O diplomata e romancista aposentado está trabalhando em um segundo livro, ambientado após a guerra da Bósnia. São, diz ele, pessoas que carregam histórias e traumas ocultos para lugares pacíficos.
São as palmeiras ou a umidade? Joldić se pergunta.
Ele agora viaja para Canberra a trabalho, mas há algo no ar de Brisbane que diz a Joldić que ele está em casa no momento em que sai do avião.
“Somos imigrantes típicos, era a única área que podíamos pagar”, diz ele, explicando a decisão dos seus pais de se estabelecerem em Rochedale South, na periferia sul de Brisbane, há duas décadas.
“Foi muito estranho, para ser sincero. Imagine esse adolescente crescendo em Berlim… Cerca de 24 anos atrás, Brisbane parecia muito, muito diferente. Chegamos à Austrália sem falar a língua. Estava quente. Estava úmido. As lojas fechavam às 17h.”
Agora, seus tios “vivem na esquina”, sua irmã se casou e se mudou “a três quarteirões de distância”.
“Portanto, estamos todos em Rochedale South: verdadeiros imigrantes”, diz ele. “Nós criamos nossas raízes e essa é a nossa casa. E, meu Deus, amamos essa comunidade”.
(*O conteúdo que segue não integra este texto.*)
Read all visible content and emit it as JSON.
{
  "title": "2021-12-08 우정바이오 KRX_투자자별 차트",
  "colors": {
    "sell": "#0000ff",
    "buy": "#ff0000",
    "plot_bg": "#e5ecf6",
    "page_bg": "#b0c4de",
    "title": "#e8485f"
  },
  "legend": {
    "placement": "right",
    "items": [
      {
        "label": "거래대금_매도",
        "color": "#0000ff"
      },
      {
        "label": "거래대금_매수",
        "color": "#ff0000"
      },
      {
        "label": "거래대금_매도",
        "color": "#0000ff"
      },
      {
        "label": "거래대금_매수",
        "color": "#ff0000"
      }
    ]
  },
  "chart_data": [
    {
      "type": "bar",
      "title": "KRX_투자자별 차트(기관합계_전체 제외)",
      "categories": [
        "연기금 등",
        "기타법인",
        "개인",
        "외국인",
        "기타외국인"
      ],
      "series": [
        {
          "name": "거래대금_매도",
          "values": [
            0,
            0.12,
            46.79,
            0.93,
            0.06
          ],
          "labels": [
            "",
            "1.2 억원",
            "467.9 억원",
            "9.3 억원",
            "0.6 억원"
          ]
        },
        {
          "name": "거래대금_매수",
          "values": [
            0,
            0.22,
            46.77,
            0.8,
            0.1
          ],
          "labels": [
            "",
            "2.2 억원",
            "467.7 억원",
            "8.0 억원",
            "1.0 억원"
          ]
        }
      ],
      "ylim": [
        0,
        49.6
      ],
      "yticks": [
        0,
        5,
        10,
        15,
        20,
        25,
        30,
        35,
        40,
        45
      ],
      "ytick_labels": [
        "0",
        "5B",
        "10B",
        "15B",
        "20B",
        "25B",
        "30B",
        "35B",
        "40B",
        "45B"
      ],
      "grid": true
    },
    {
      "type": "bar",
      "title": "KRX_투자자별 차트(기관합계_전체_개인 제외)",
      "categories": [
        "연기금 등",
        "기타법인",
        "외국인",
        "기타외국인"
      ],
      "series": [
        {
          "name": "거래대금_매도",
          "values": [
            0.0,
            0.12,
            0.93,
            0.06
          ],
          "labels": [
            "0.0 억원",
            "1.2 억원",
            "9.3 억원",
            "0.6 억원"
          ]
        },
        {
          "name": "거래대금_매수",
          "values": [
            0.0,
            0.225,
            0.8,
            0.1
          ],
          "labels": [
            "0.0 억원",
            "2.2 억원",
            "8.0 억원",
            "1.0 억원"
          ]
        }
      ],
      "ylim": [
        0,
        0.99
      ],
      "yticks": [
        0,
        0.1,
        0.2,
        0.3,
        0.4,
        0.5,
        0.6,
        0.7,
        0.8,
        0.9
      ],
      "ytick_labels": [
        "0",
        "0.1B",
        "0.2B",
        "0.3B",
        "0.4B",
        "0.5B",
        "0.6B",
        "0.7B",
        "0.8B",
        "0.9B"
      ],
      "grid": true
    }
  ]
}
A família Joldić foi uma das que fundou a cidade de Bijeljina há milhares de anos. Faz parte da República Sérvia e, embora continue ligada e orgulhosa da sua herança bósnia, Joldić cortou laços com a sua cidade natal ancestral.
Mas não é essa a história que Joldić está aqui para contar hoje.
Joldić quer demonstrar a contribuição que os imigrantes dão para o enriquecimento cultural e económico da Austrália. E ela está aqui por um sentido de dever, para deixar claro esse ponto, numa época de crescente retórica em torno da imigração e da raça.
“Temos a responsabilidade, como nação, de não considerar a coesão social um dado adquirido”, diz ele. “Isso pode acontecer rapidamente e pode aumentar e pode aumentar terrivelmente errado. A coesão é responsabilidade de todos.”
É uma responsabilidade, diz Joldić, proteger a paz e a prosperidade de que desfrutamos.
“E, Deus, que sorte temos?” diz Joldić. “Quão sortudos somos nós?”